The tears, rather than come from the betrayals of his parents, are instead from the pain. The pain of old bruises and cuts being reopened. It hurts so badly. Yet, Travis does not speak a word to his father, not from the pain, nor of the tears. He lays there, in pain, shaking, and he waits for what may come next.

Kenneth doesn't say or do anything next. He just stares at Travis, shaking and suffering in silence, before muttering something to himself, shaking his head, and walking away. Travis waits a moment after Kenneth walks away before he stands, looking at Deborah. She, much like Kenneth, just mutters to herself and shakes her head. Unlike Kenneth, though, she's not nearly as quiet with her word. Travis can hear perfectly what she says to herself.

"Pathetic queer." Those words ring loudly and harshly in his ears as Deborah stands and walks over to him. "Clean up your mess." She states, sideswiping his injured shoulder as she walks away. He grimaces again, but doesn't complain about the task he was designated to do.
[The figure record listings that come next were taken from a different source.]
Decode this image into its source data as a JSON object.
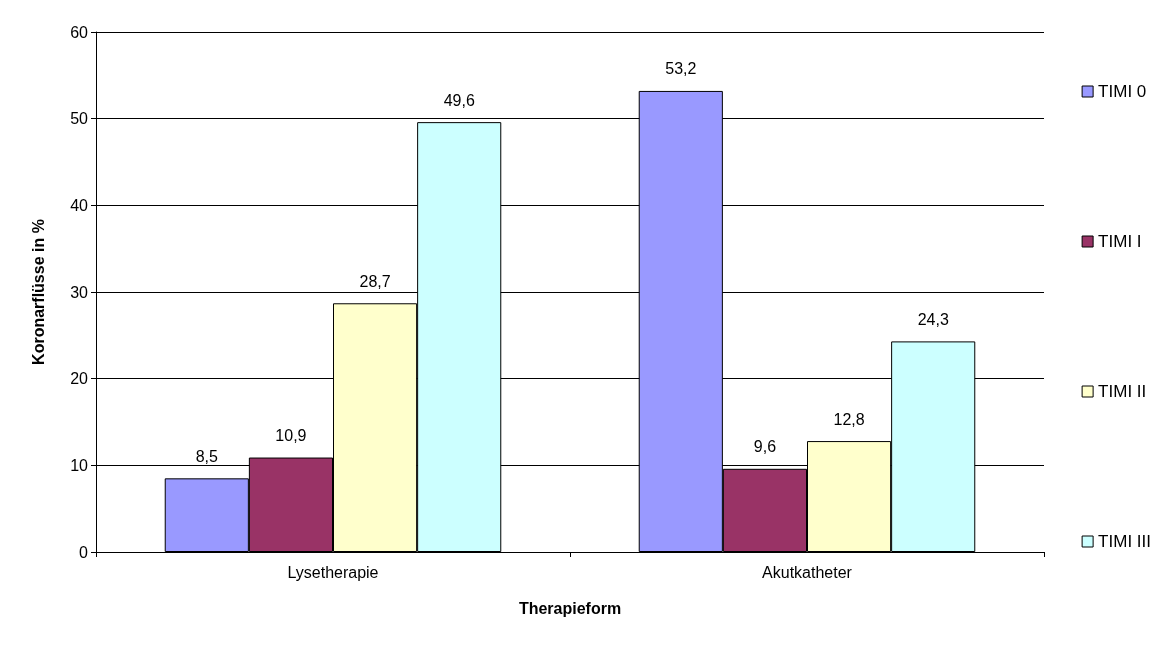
{
  "chart_data": {
    "type": "bar",
    "xlabel": "Therapieform",
    "ylabel": "Koronarflüsse in %",
    "categories": [
      "Lysetherapie",
      "Akutkatheter"
    ],
    "series": [
      {
        "name": "TIMI 0",
        "color": "#9999ff",
        "values": [
          8.5,
          53.2
        ],
        "value_labels": [
          "8,5",
          "53,2"
        ]
      },
      {
        "name": "TIMI I",
        "color": "#993366",
        "values": [
          10.9,
          9.6
        ],
        "value_labels": [
          "10,9",
          "9,6"
        ]
      },
      {
        "name": "TIMI II",
        "color": "#ffffcc",
        "values": [
          28.7,
          12.8
        ],
        "value_labels": [
          "28,7",
          "12,8"
        ]
      },
      {
        "name": "TIMI III",
        "color": "#ccffff",
        "values": [
          49.6,
          24.3
        ],
        "value_labels": [
          "49,6",
          "24,3"
        ]
      }
    ],
    "ylim": [
      0,
      60
    ],
    "yticks": [
      0,
      10,
      20,
      30,
      40,
      50,
      60
    ],
    "grid": "y",
    "legend": "right"
  }
}
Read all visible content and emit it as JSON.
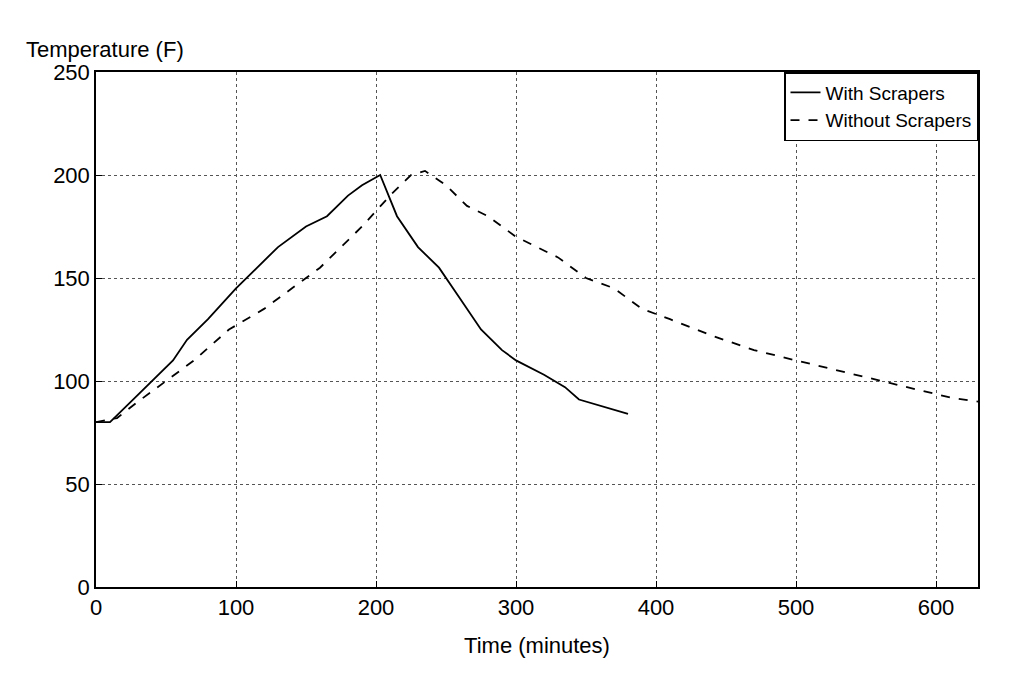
{
  "chart_data": {
    "type": "line",
    "xlabel": "Time (minutes)",
    "ylabel": "Temperature (F)",
    "xlim": [
      0,
      630
    ],
    "ylim": [
      0,
      250
    ],
    "xticks": [
      0,
      100,
      200,
      300,
      400,
      500,
      600
    ],
    "yticks": [
      0,
      50,
      100,
      150,
      200,
      250
    ],
    "grid": true,
    "legend": "upper right",
    "series": [
      {
        "name": "With Scrapers",
        "color": "#000000",
        "line_style": "solid",
        "x": [
          0,
          10,
          25,
          40,
          55,
          65,
          80,
          100,
          115,
          130,
          150,
          165,
          180,
          190,
          203,
          215,
          230,
          245,
          260,
          275,
          290,
          300,
          320,
          335,
          345,
          360,
          380
        ],
        "values": [
          80,
          80,
          90,
          100,
          110,
          120,
          130,
          145,
          155,
          165,
          175,
          180,
          190,
          195,
          200,
          180,
          165,
          155,
          140,
          125,
          115,
          110,
          103,
          97,
          91,
          88,
          84
        ]
      },
      {
        "name": "Without Scrapers",
        "color": "#000000",
        "line_style": "dash",
        "x": [
          0,
          15,
          30,
          50,
          70,
          95,
          120,
          140,
          160,
          175,
          190,
          210,
          225,
          235,
          250,
          265,
          280,
          300,
          330,
          350,
          370,
          390,
          410,
          440,
          470,
          500,
          530,
          560,
          590,
          610,
          630
        ],
        "values": [
          80,
          82,
          90,
          100,
          110,
          125,
          135,
          145,
          155,
          165,
          175,
          190,
          200,
          202,
          195,
          185,
          180,
          170,
          160,
          150,
          145,
          135,
          130,
          122,
          115,
          110,
          105,
          100,
          95,
          92,
          90
        ]
      }
    ]
  }
}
He doesn't really feel like getting in trouble again.

Travis suffers through the pain coming from both the left side of his body as well as the pain that comes from his stomach as his body tries desperately to reject the food he forced himself to swallow. He cleans up the remaining shards of plate on the floor, cleans up the remains of dinner off the table, washes the dishes, and then he goes to the bathroom, where he kneels in front of the toilet and sticks his fingers down his throat until his half digested dinner comes rushing up, burning his throat and leaving a disgusting taste in his mouth before landing in the bowl below.